On a road less travelled

“I shall be telling this with a sigh | Somewhere ages and ages hence: | Two roads diverged in a wood, and I - | I took the one less travelled by, | And that has made all the difference.”

Peter Baker | 08:32, Friday, 05 November 2010

The final verse of Robert Frost’s much loved poem about the wistful implications of our choices.  

M. Scott Peck made a best selling book out of the famous line and it even gets a cameo appearance in the film, Dead Poet’s Society.  

We all wonder what might have happened in life if we had made an alternative choice, taken another path, opted for some other route - be that a career, a partner, or something as apparently trivial as a different train home.
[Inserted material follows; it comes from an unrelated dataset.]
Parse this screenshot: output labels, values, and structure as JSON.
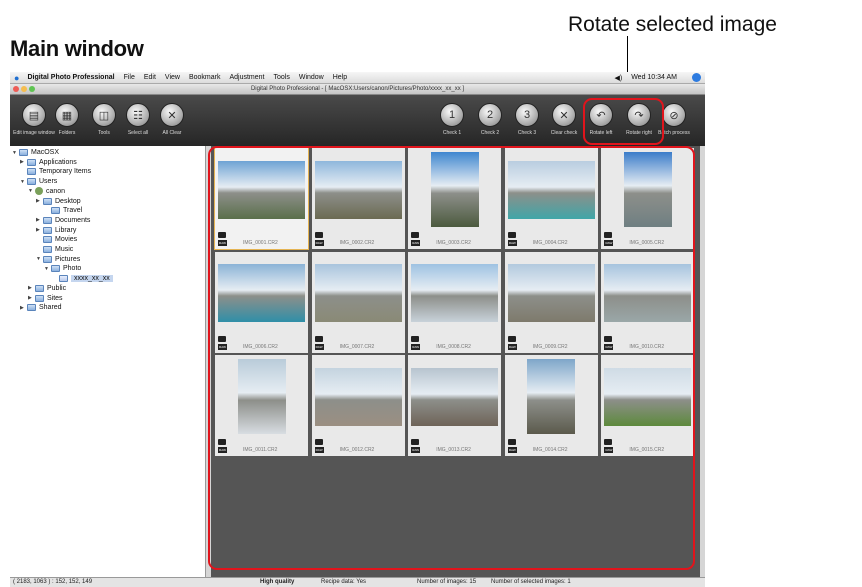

Sliding Doors, another film, was based entirely on that premise. Massive consequences flow from insignificant choices.  

It’s the fascination with what direction my life might have taken that has power both to positively reinforce our current context, and by contrast, make us discontent with it.  

Of course none of us is as free as we sometimes like to imagine. We are all creatures confined in a particular space at a particular time, determined by an “accident” of birth. The imagination may fly, but the grounded know that our choices at any one time are not limitless but shaped by practicalities over which we have little control. We can choose our friends but not our family, for example!  

But those decisions which especially intrigue me are the ones where we are faced, just like the poet, by equally balanced alternatives, either road being possible. And there are an awful lot of those life junctions.  

Of course a Christian faith shaped by Scripture is not phased but excited but such options. For one thing there is no accident in our birth. For another, God has given us all we need in His Word to make wise spiritual decisions and the freedom on that basis to go left or right!  

So as long as the big boxes are ticked, such as “is this path pleasing to God’s revealed moral will and helpful at this point in my life?” then we can move forward in faith, confident that He will not lead us into a cul de sac. We live by faith, not fear, before a Heavenly Father who always has our good at heart.  

In the end, the poet’s choice was determined by his observation that he wanted to travel into the wood along a path less used by others.  

So is there a faith based road less travelled? Well there is, in one very obvious way – Jesus called it the narrow way of the Kingdom and few will walk it!  

Which suggests it’s often a lonely path, defying the logic of culture and the values of a society which says, “you are absolutely free to choose any road you want, for as long as you want!”  

That is not the Jesus road. For Him, as for us, this is a cross–road, a direction of travel in which we want to please Him before anyone else, no matter what unpopularity or apparent restricted personal freedoms and enjoyment that may bring.  

Our true freedom is served not by doing our own thing, but His, and it will take most of us a lifetime to learn that lesson and walk that road less travelled.